Overall, cancer incidence has decreased and the rate of cancer deaths in both men and women
has also significantly declined among both men and women in all site.However, the prevalence
of chronic pain is 28.2%, ranging from 22.5% to 35.4%, depending on the location of the
primary tumor, and neuropathic characteristics were observed in 19.9% of patients with
chronic cancer pain.
Despite numerous studies on cancer pathogenesis and diagnosis, few reports have demonstrated
the brain mechanism underlying cancer pain. One study used resting functional magnetic
resonance imaging (fMRI) to identify the changes in the functional brain network of chronic
bone cancer pain mice under anesthesia. Cancer-induced bone pain (CIBP) might alter resting
state activity of the cingulate cortex, prefrontal cortex (PFC) and ventral striatum,
indicating a strong affective component of the CIBP mice.In imaging studies of human patients
with cancer, patients with chronic cancer pain exhibited activation in the PFC.

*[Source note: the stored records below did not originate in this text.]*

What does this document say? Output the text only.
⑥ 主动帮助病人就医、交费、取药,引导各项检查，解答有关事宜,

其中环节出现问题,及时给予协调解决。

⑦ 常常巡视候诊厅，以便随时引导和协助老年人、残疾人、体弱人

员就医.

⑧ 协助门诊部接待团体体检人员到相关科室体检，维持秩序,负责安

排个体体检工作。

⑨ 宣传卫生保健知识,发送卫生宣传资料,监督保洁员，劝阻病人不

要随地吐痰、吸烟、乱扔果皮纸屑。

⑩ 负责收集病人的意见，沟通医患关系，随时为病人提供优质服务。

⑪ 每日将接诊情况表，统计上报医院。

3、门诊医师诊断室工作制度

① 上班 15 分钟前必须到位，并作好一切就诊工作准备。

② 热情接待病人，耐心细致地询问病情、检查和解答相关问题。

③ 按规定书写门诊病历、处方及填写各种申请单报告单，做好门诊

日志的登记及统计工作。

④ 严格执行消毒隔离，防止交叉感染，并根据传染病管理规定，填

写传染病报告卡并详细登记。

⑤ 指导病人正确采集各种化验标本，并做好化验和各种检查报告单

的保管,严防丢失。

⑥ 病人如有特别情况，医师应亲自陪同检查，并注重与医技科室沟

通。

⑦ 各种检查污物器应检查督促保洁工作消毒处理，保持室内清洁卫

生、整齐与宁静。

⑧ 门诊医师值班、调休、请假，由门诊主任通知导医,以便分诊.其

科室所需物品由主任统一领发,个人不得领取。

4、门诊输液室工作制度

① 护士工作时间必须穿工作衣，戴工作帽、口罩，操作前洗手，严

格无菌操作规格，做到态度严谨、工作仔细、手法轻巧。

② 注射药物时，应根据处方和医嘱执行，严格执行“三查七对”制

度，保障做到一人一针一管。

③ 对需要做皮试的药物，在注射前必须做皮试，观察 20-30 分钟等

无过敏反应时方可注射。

The 18F-fluoro-2-deoxyglucose (FDG) positron emission tomography/computed tomography (PET/CT)
images can provide quantitative results in clinical oncology.Owing to the higher glucose
metabolic rate in the brain, brain FDG-PET images are not routinely used in the clinical
setting. However, several studies have demonstrated functional brain changes in human pain
condition.In this study, we use FDG-PET to investigate changes concerning the glucose
metabolism in the brain with or without cancer pain.